The treaty was clearly a product of post 9/11 hysteria when the USA came to believe that 'Londonistan' was a hotbed of Islamic terrorism and that we Brits couldn't be trusted to deal with the problem ourselves. With hindsight, the threat was overblown, but now we're stuck with an unjust, lob-sided agreement whose chief function has been to hound Asperger's sufferer and UFO enthusiast Gary McKinnon to the brink of suicide. (Theresa May has prolonged his agony to an extent I would classify as cruel and unusual punishment).

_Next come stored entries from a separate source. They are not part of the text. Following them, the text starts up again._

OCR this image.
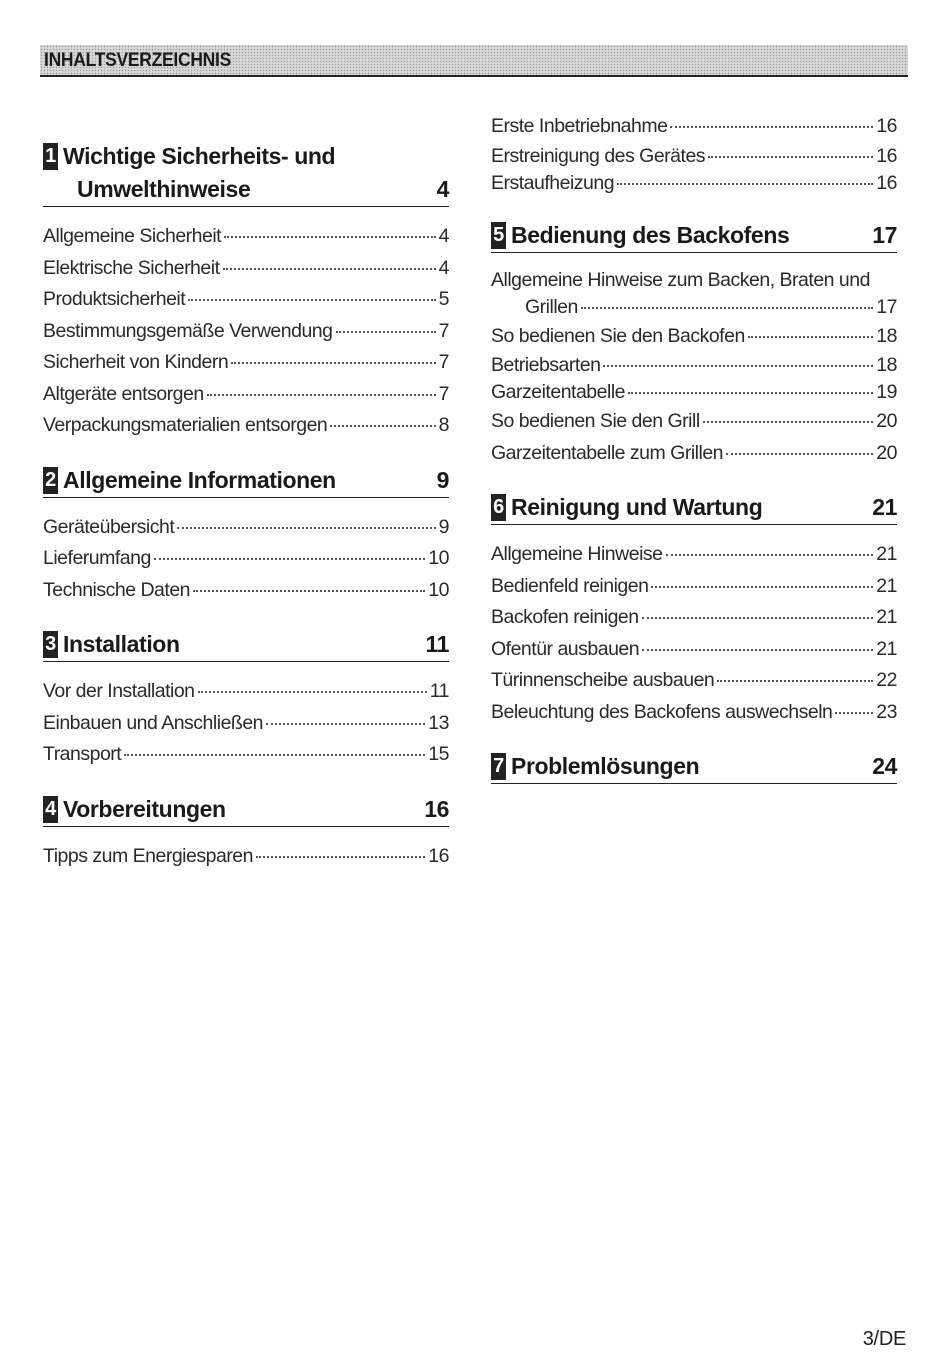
INHALTSVERZEICHNIS
1 Wichtige Sicherheits- und
Umwelthinweise	4
Allgemeine Sicherheit	4
Elektrische Sicherheit	4
Produktsicherheit	5
Bestimmungsgemäße Verwendung	7
Sicherheit von Kindern	7
Altgeräte entsorgen	7
Verpackungsmaterialien entsorgen	8
2 Allgemeine Informationen	9
Geräteübersicht	9
Lieferumfang	10
Technische Daten	10
3 Installation	11
Vor der Installation	11
Einbauen und Anschließen	13
Transport	15
4 Vorbereitungen	16
Tipps zum Energiesparen	16
Erste Inbetriebnahme	16
Erstreinigung des Gerätes	16
Erstaufheizung	16
5 Bedienung des Backofens	17
Allgemeine Hinweise zum Backen, Braten und
Grillen	17
So bedienen Sie den Backofen	18
Betriebsarten	18
Garzeitentabelle	19
So bedienen Sie den Grill	20
Garzeitentabelle zum Grillen	20
6 Reinigung und Wartung	21
Allgemeine Hinweise	21
Bedienfeld reinigen	21
Backofen reinigen	21
Ofentür ausbauen	21
Türinnenscheibe ausbauen	22
Beleuchtung des Backofens auswechseln 23
7 Problemlösungen	24
3/DE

Our willingness to give people up to foreign jurisdictions is a symptom of a profound loss of belief in the rightness and superiority of our own long-standing legal principles. Whatever its occasional flaws, the British system of trial by jury, in which every man and woman in the dock may look their accuser in the eye and be judged by their peers from a presumption of innocence, is an expression of a profound national belief in decency and fairness. Its roots go back more than a thousand years. You surrender such an historic system at your peril.

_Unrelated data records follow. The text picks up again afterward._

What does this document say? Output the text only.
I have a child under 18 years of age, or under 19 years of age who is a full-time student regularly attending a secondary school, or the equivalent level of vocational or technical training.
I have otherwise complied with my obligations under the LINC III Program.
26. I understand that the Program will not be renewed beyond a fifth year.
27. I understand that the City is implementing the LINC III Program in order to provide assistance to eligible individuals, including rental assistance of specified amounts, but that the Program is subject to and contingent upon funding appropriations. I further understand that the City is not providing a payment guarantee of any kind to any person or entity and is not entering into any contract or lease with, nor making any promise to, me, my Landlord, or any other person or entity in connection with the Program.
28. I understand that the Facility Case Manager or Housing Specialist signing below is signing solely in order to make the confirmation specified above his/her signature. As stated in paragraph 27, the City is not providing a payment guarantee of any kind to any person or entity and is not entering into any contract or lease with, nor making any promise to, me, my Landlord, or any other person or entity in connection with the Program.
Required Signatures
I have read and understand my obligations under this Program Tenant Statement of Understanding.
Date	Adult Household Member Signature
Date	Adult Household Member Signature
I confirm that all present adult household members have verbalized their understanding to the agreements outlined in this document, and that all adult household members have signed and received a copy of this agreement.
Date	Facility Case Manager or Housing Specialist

Assange is appealing to the European Court of Human Rights. I hope I'm wrong, but it seems highly like he'll lose: why would a European court undermine the system of European Arrest Warrants? The function of the ECHR is to attempt to impose a uniform standard across the member states under its jurisdiction. And the fact that many (if not all) of those member states operate to a lower standard than the UK makes us the biggest losers.

European justice ain't British justice. Our courts aren't perfect, but who, given a choice of any jurisdiction in the world, wouldn't prefer to be tried in a British court in front of a British jury? Some things are worth being chauvinistic about, and our ability to hold fair trials is one of them. That being the case, we should be doing all in our power to bring other countries up to our standards, not sacrificing them on the altar of international cooperation.

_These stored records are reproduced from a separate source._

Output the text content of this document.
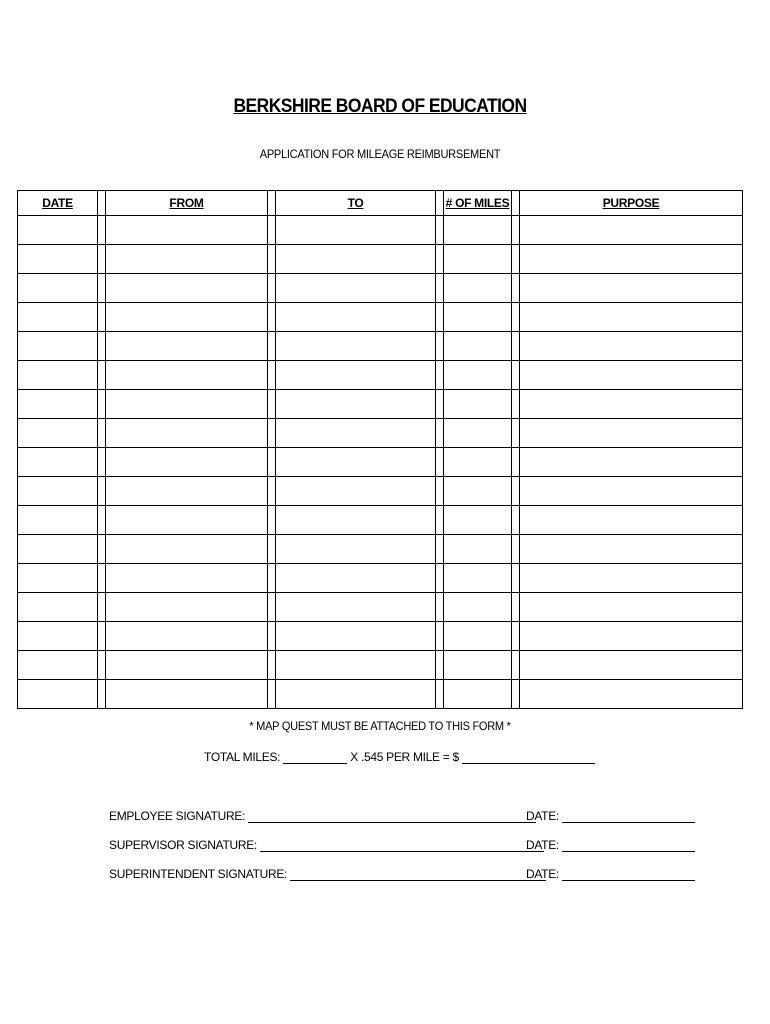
BERKSHIRE BOARD OF EDUCATION
APPLICATION FOR MILEAGE REIMBURSEMENT
DATE		FROM		TO		# OF MILES		PURPOSE

* MAP QUEST MUST BE ATTACHED TO THIS FORM *
TOTAL MILES:	X .545 PER MILE = $
EMPLOYEE SIGNATURE:	DATE:
SUPERVISOR SIGNATURE:	DATE:
SUPERINTENDENT SIGNATURE:	DATE:
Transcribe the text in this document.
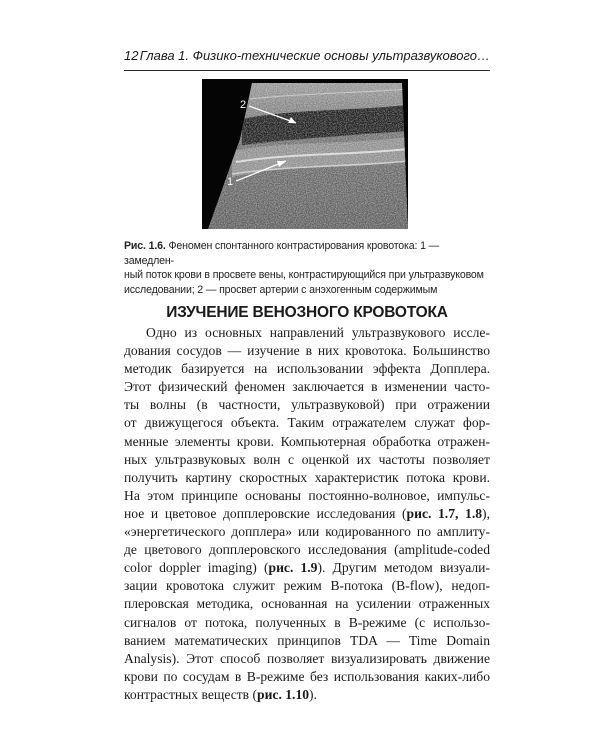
12 Глава 1. Физико-технические основы ультразвукового…
2
1
Рис. 1.6. Феномен спонтанного контрастирования кровотока: 1 — замедлен-
ный поток крови в просвете вены, контрастирующийся при ультразвуковом
исследовании; 2 — просвет артерии с анэхогенным содержимым
ИЗУЧЕНИЕ ВЕНОЗНОГО КРОВОТОКА
Одно из основных направлений ультразвукового иссле-
дования сосудов — изучение в них кровотока. Большинство
методик базируется на использовании эффекта Допплера.
Этот физический феномен заключается в изменении часто-
ты волны (в частности, ультразвуковой) при отражении
от движущегося объекта. Таким отражателем служат фор-
менные элементы крови. Компьютерная обработка отражен-
ных ультразвуковых волн с оценкой их частоты позволяет
получить картину скоростных характеристик потока крови.
На этом принципе основаны постоянно-волновое, импульс-
ное и цветовое допплеровские исследования (рис. 1.7, 1.8),
«энергетического допплера» или кодированного по амплиту-
де цветового допплеровского исследования (amplitude-coded
color doppler imaging) (рис. 1.9). Другим методом визуали-
зации кровотока служит режим В-потока (В-flow), недоп-
плеровская методика, основанная на усилении отраженных
сигналов от потока, полученных в В-режиме (с использо-
ванием математических принципов TDA — Time Domain
Analysis). Этот способ позволяет визуализировать движение
крови по сосудам в В-режиме без использования каких-либо
контрастных веществ (рис. 1.10).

Everyone who stands on British soil should be entitled to the protection of our courts. That means no extradition without a proper examination of the evidence, and proper proof that the person whose extradition is being sought won't be subject to treatment we would consider to be anything less than civilised.

Sadly, the plight of Julian Assange is unlikely to stir the British public sufficiently to bring about change. It'll take something truly shocking for politicians to see votes in it. So consider the not unlikely possibility of an ordinary Brit - let's call him Stephen Smith, an accountant from Nuneaton and father of three - having his credit card details stolen by a criminal in the US and his card used for seriously nefarious purposes such as buying explosives. Mr Smith is charged as the obvious suspect in a terrorist plot, and whipped away in manacles to a Godforsaken US prison pending trial without even the barest examination of the evidence. Traumatised beyond belief and unable to afford proper representation, Mr Smith doesn't survive to see his day in court. Several months later, the real criminals are caught.

That, I fear, is the kind of horror we'll have to witness before the extradition injustice is righted.